Unlike past years when the local elections were run by the Pasadena City Clerk, this year’s primary election vote count will not be conducted at City Hall. Instead, the Los Angeles County Registrar’s office will run this year’s election on Super Tuesday when L.A. County residents vote for the Democratic presidential nominee. This year also marks the roll out of a new voting system.
Observers say that combination makes it hard to predict when election results will trickle in online.
Mayor Terry Tornek lamented the loss of the local experience at City Hall.
“I can tell you as a candidate, waiting for the results and going down to city hall and watching them count votes, then seeing the results posted is like a rite of passage,” said Mayor Terry Tornek. “People have asked me, should we have an event, should we gather and watch the results come in? I’m not confident we’ll get the results until the middle of the night.”
In 2017, the L.A. County Registrar ran the city’s primary election to avoid voter confusion after county officials called a special election that coincided with the city election.
Results trickled in slowly, and the result of one school board election was not known until after midnight.
This time, though, early voting and new systems are supposed to make the process earlier.
Voting centers have opened around the county that will allow people to vote early. However, new systems can be problematic as recently seen in the Iowa caucus when problems with an app delayed the final results by days.
“I’m hopeful that there’s enough information put out by the county and the city to assist people in easily casting their vote,” said Mayoral Candidate Victor Gordo. “This is a new system. It’s a new way of exercising one’s right to vote. Some of the vote centers are open, and then starting Saturday there’ll be up to 17 more vote centers. I think it’s important for people to take advantage of the early voting and cast their vote.”
Jacque Robinson, president of the Greater Pasadena Area chapter of the National Women’s Political Caucus, said she thinks the vote by mail ballots will come in at the usual time, but things will slow down after that.
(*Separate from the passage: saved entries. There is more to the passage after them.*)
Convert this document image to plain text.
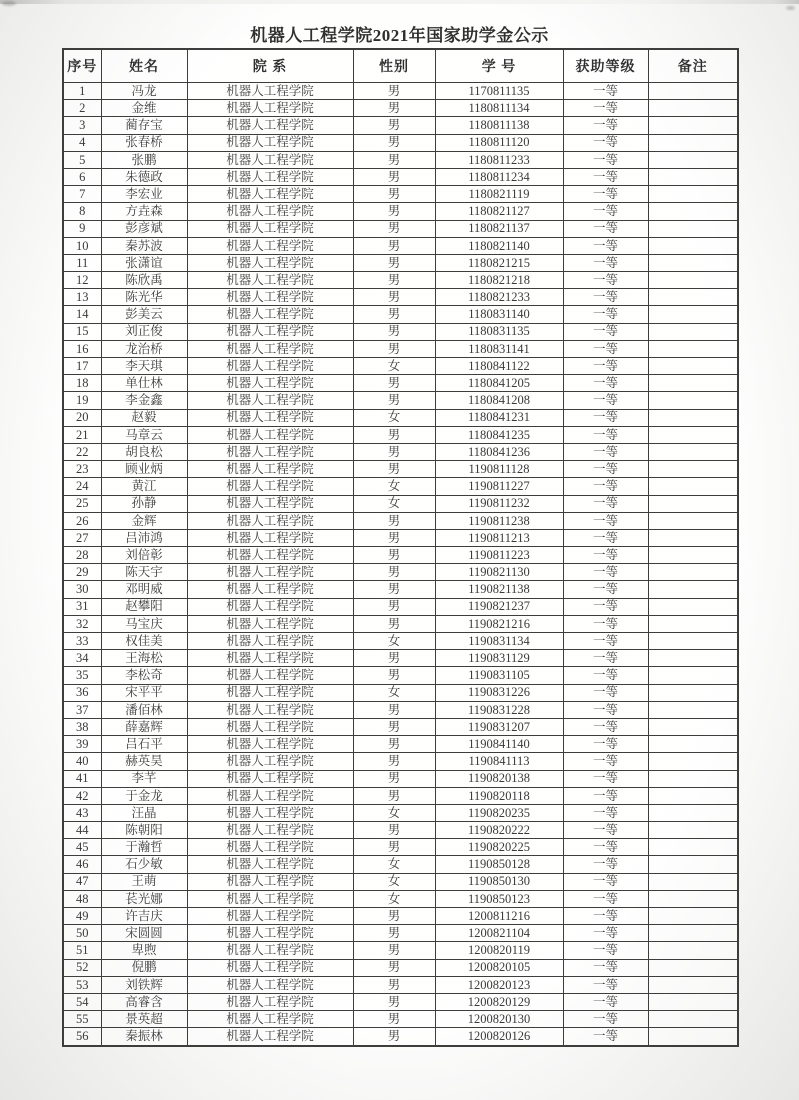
机器人工程学院2021年国家助学金公示
序号	姓名	院 系	性别	学 号	获助等级	备注
1	冯龙	机器人工程学院	男	1170811135	一等	
2	金维	机器人工程学院	男	1180811134	一等	
3	蔺存宝	机器人工程学院	男	1180811138	一等	
4	张春桥	机器人工程学院	男	1180811120	一等	
5	张鹏	机器人工程学院	男	1180811233	一等	
6	朱德政	机器人工程学院	男	1180811234	一等	
7	李宏业	机器人工程学院	男	1180821119	一等	
8	方垚森	机器人工程学院	男	1180821127	一等	
9	彭彦斌	机器人工程学院	男	1180821137	一等	
10	秦苏波	机器人工程学院	男	1180821140	一等	
11	张潇谊	机器人工程学院	男	1180821215	一等	
12	陈欣禹	机器人工程学院	男	1180821218	一等	
13	陈光华	机器人工程学院	男	1180821233	一等	
14	彭美云	机器人工程学院	男	1180831140	一等	
15	刘正俊	机器人工程学院	男	1180831135	一等	
16	龙治桥	机器人工程学院	男	1180831141	一等	
17	李天琪	机器人工程学院	女	1180841122	一等	
18	单仕林	机器人工程学院	男	1180841205	一等	
19	李金鑫	机器人工程学院	男	1180841208	一等	
20	赵毅	机器人工程学院	女	1180841231	一等	
21	马章云	机器人工程学院	男	1180841235	一等	
22	胡良松	机器人工程学院	男	1180841236	一等	
23	顾业炳	机器人工程学院	男	1190811128	一等	
24	黄江	机器人工程学院	女	1190811227	一等	
25	孙静	机器人工程学院	女	1190811232	一等	
26	金辉	机器人工程学院	男	1190811238	一等	
27	吕沛鸿	机器人工程学院	男	1190811213	一等	
28	刘倍彰	机器人工程学院	男	1190811223	一等	
29	陈天宇	机器人工程学院	男	1190821130	一等	
30	邓明威	机器人工程学院	男	1190821138	一等	
31	赵攀阳	机器人工程学院	男	1190821237	一等	
32	马宝庆	机器人工程学院	男	1190821216	一等	
33	权佳美	机器人工程学院	女	1190831134	一等	
34	王海松	机器人工程学院	男	1190831129	一等	
35	李松奇	机器人工程学院	男	1190831105	一等	
36	宋平平	机器人工程学院	女	1190831226	一等	
37	潘佰林	机器人工程学院	男	1190831228	一等	
38	薛嘉辉	机器人工程学院	男	1190831207	一等	
39	吕石平	机器人工程学院	男	1190841140	一等	
40	赫英昊	机器人工程学院	男	1190841113	一等	
41	李芊	机器人工程学院	男	1190820138	一等	
42	于金龙	机器人工程学院	男	1190820118	一等	
43	汪晶	机器人工程学院	女	1190820235	一等	
44	陈朝阳	机器人工程学院	男	1190820222	一等	
45	于瀚哲	机器人工程学院	男	1190820225	一等	
46	石少敏	机器人工程学院	女	1190850128	一等	
47	王萌	机器人工程学院	女	1190850130	一等	
48	苌光娜	机器人工程学院	女	1190850123	一等	
49	许吉庆	机器人工程学院	男	1200811216	一等	
50	宋圆圆	机器人工程学院	男	1200821104	一等	
51	卑煦	机器人工程学院	男	1200820119	一等	
52	倪鹏	机器人工程学院	男	1200820105	一等	
53	刘铁辉	机器人工程学院	男	1200820123	一等	
54	高睿含	机器人工程学院	男	1200820129	一等	
55	景英超	机器人工程学院	男	1200820130	一等	
56	秦振林	机器人工程学院	男	1200820126	一等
“I expect it to be a long night in terms of calling races, especially for local candidates who will not only be awaiting the same day voters of the new vote centers, but also the uncertainty if whether voters will choose to vote the entire ballot and not just the presidential race,” Robinson said.
The city was forced to permanently change its local elections to match the state schedule due to low voter turnout per the California Voter Participation Act.
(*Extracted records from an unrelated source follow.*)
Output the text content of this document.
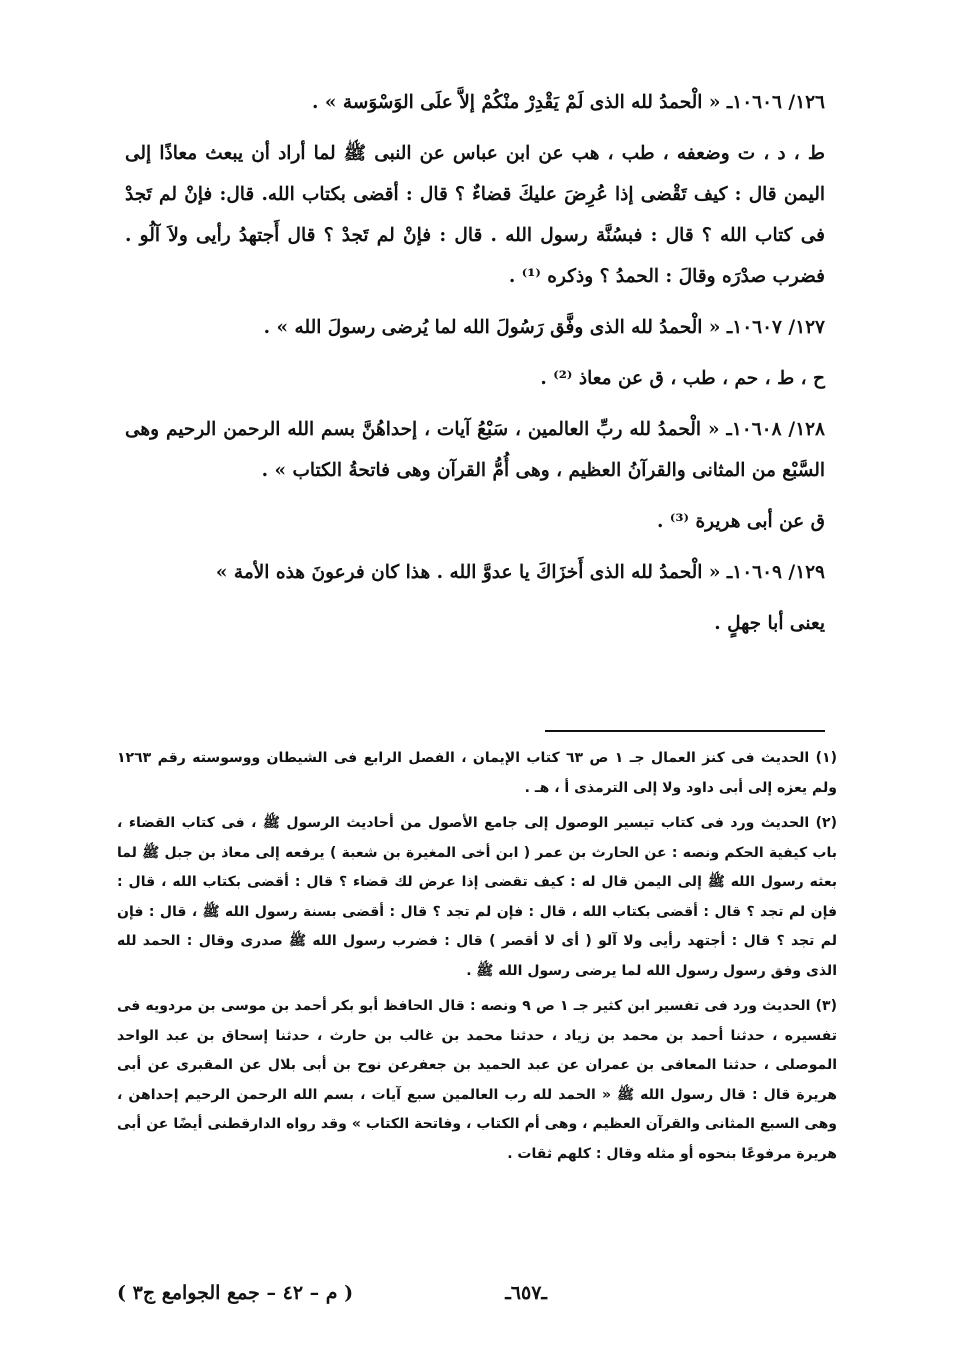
١٢٦/ ١٠٦٠٦ـ « الْحمدُ لله الذى لَمْ يَقْدِرْ منْكُمْ إلاَّ علَى الوَسْوَسة » .

ط ، د ، ت وضعفه ، طب ، هب عن ابن عباس عن النبى ﷺ لما أراد أن يبعث معاذًا إلى اليمن قال : كيف تَقْضى إذا عُرِضَ عليكَ قضاءٌ ؟ قال : أقضى بكتاب الله. قال: فإنْ لم تَجدْ فى كتاب الله ؟ قال : فبسُنَّة رسول الله . قال : فإنْ لم تَجدْ ؟ قال أَجتهدُ رأيى ولاَ آلُو . فضرب صدْرَه وقالَ : الحمدُ ؟ وذكره ⁽¹⁾ .

١٢٧/ ١٠٦٠٧ـ « الْحمدُ لله الذى وفَّق رَسُولَ الله لما يُرضى رسولَ الله » .

ح ، ط ، حم ، طب ، ق عن معاذ ⁽²⁾ .

١٢٨/ ١٠٦٠٨ـ « الْحمدُ لله ربِّ العالمين ، سَبْعُ آيات ، إحداهُنَّ بسم الله الرحمن الرحيم وهى السَّبْع من المثانى والقرآنُ العظيم ، وهى أُمُّ القرآن وهى فاتحةُ الكتاب » .

ق عن أبى هريرة ⁽³⁾ .

١٢٩/ ١٠٦٠٩ـ « الْحمدُ لله الذى أَخزَاكَ يا عدوَّ الله . هذا كان فرعونَ هذه الأمة »

يعنى أبا جهلٍ .

(١) الحديث فى كنز العمال جـ ١ ص ٦٣ كتاب الإيمان ، الفصل الرابع فى الشيطان ووسوسته رقم ١٢٦٣ ولم يعزه إلى أبى داود ولا إلى الترمذى أ ، هـ .

(٢) الحديث ورد فى كتاب تيسير الوصول إلى جامع الأصول من أحاديث الرسول ﷺ ، فى كتاب القضاء ، باب كيفية الحكم ونصه : عن الحارث بن عمر ( ابن أخى المغيرة بن شعبة ) يرفعه إلى معاذ بن جبل ﷺ لما بعثه رسول الله ﷺ إلى اليمن قال له : كيف تقضى إذا عرض لك قضاء ؟ قال : أقضى بكتاب الله ، قال : فإن لم تجد ؟ قال : أقضى بكتاب الله ، قال : فإن لم تجد ؟ قال : أقضى بسنة رسول الله ﷺ ، قال : فإن لم تجد ؟ قال : أجتهد رأيى ولا آلو ( أى لا أقصر ) قال : فضرب رسول الله ﷺ صدرى وقال : الحمد لله الذى وفق رسول رسول الله لما يرضى رسول الله ﷺ .

(٣) الحديث ورد فى تفسير ابن كثير جـ ١ ص ٩ ونصه : قال الحافظ أبو بكر أحمد بن موسى بن مردويه فى تفسيره ، حدثنا أحمد بن محمد بن زياد ، حدثنا محمد بن غالب بن حارث ، حدثنا إسحاق بن عبد الواحد الموصلى ، حدثنا المعافى بن عمران عن عبد الحميد بن جعفرعن نوح بن أبى بلال عن المقبرى عن أبى هريرة قال : قال رسول الله ﷺ « الحمد لله رب العالمين سبع آيات ، بسم الله الرحمن الرحيم إحداهن ، وهى السبع المثانى والقرآن العظيم ، وهى أم الكتاب ، وفاتحة الكتاب » وقد رواه الدارقطنى أيضًا عن أبى هريرة مرفوعًا بنحوه أو مثله وقال : كلهم ثقات .

ـ٦٥٧ـ
( م – ٤٢ – جمع الجوامع ج٣ )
Voters overwhelmingly approved Measures AA and BB, which changed the calendar for City Council and school board elections, respectively, in 2018.
AA passed with 82.29 percent of the vote, changing the City Council election calendar to match statewide elections. Primary elections, like next week’s contests, are held in March. If no candidate receives more than 50 percent of the vote, the top two vote-getters will meet again in nine months during the presidential election.
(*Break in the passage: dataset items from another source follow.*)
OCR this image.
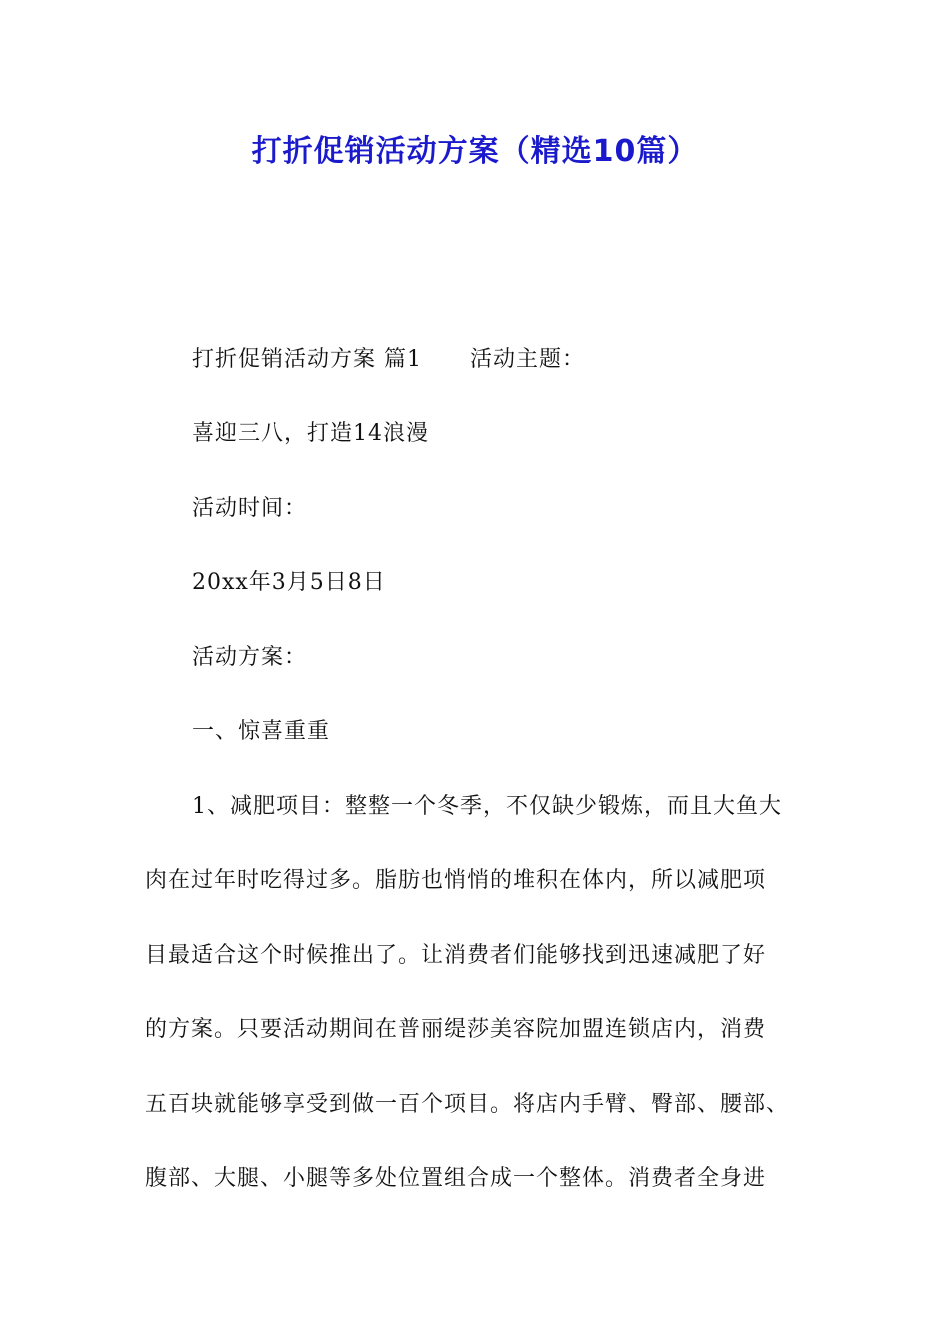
打折促销活动方案（精选10篇）
打折促销活动方案 篇1 活动主题：
喜迎三八，打造14浪漫
活动时间：
20xx年3月5日8日
活动方案：
一、惊喜重重
1、减肥项目：整整一个冬季，不仅缺少锻炼，而且大鱼大
肉在过年时吃得过多。脂肪也悄悄的堆积在体内，所以减肥项
目最适合这个时候推出了。让消费者们能够找到迅速减肥了好
的方案。只要活动期间在普丽缇莎美容院加盟连锁店内，消费
五百块就能够享受到做一百个项目。将店内手臂、臀部、腰部、
腹部、大腿、小腿等多处位置组合成一个整体。消费者全身进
Measure BB received 84.28 percent of the vote. Measure BB removes runoff elections from the local school board and changed the elections to a winner take all system, granting victory to the top voter even if the candidate does not receive 50 percent of the vote.
“I don’t think there will be a substantial delay; we have often had to wait until midnight or later for semi-final results,” said Jon Fuhrman, executive director at ACT, one of the oldest progressive grass-roots political action group in the Foothills.
“I don’t think it is necessarily a reasonable expectation to have results that night or even early that morning. We get a little spoiled by the instantaneous nature of the internet and expect news to be immediately available, and I’m not sure that’s a reasonable or appropriate expectation. The County does provide real-time updates, which will likely be available on the LAVOTE.net website.”
According to Fuhrman, the results may actually be faster than before due to the state’s new voting system. Before this year, voters had to wait for the ballots to be transported to a ballot collection center after the precincts were closed and the books were balanced as workers rectified the number of ballots cast with the number of signatures on the index roster.